By NICK PERRY
"Morning-after" pills are being offered free on the Internet, and an abortion pill may soon be available.
A site offering no-questions-asked birth control solutions is giving away Norlevo "morning-after" pills to anyone wanting to take part in what it claims is a "worldwide scientific trial."
The group hopes soon to sell the abortion pill RU-486, which is illegal in this country. It is sold in France and Britain and can replace surgical abortions if taken within eight weeks of conception.
New Zealanders have already been accessing the site to buy the female condom Femidom, which is not available here.
But New Zealand Medical Association chairwoman Dr Pippa MacKay condemned the offer of contraceptive or morning-after pills without prescriptions, and said any sales of RU-486 would be "hazardous in the extreme."
A Sydney-based group, which claims it wants to help to curb the world's population explosion, is behind the site.
Christians for Negative Population Growth confirmed that New Zealanders had been buying Femidom and would doubtless be interested in taking advantage of the Norlevo pill offer. Norlevo is not available here.
The group has already come under fire in Australia this year for supplying a Queensland teenager with mail-order birth control pills.
Last night Kos Sclavos, president of the Australian Pharmacy Guild's Queensland branch, said it had tried to shut the Internet site but the group had managed to evade the guild by regularly switching servers.
The Internet site offers to become customers' "regular supplier of newer contraceptives at lower prices" and urges people to "save on doctors, save on dispensing fees."
Group spokesman David Hughes said its aim was to supply places such as East Timor with contraceptives to help to reduce world population, which was increasing by 10,000 every hour.
But it needed to make money from richer countries to achieve its aims.
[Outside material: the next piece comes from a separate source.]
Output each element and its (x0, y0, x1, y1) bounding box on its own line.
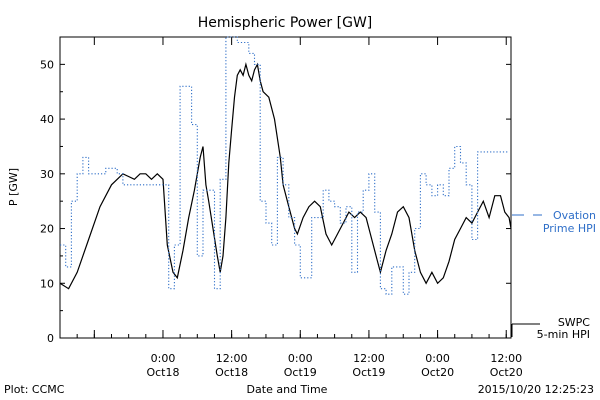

It sourced its contraceptives from suppliers around the world, and its business was doubling every month.
"We are not handing stuff out willy-nilly. Most people who navigate the Web are pretty smart and well educated anyway, and we offer information and education about what we are selling."
Dr MacKay said the existence of the Internet site was alarming. People wanting contraceptive pills needed to see a doctor for advice, tests and follow-ups.
People could not be sure what they were getting if they ordered pills over the Internet, she said, and morning-after pills, which had to be taken within 72 hours of sex, would arrive too late to be effective anyway.
But Mr Hughes said morningafter pills should be ordered in advance and kept in handbags or wallets for emergencies.
The Ministry of Health said it had not received any applications to sell RU-486. The drug would need to be approved by the ministry before it could be legally sold.
Women's Health Action executive director Sandra Coney said women's organisations around the world opposed the drug because it posed greater risks than surgical abortion.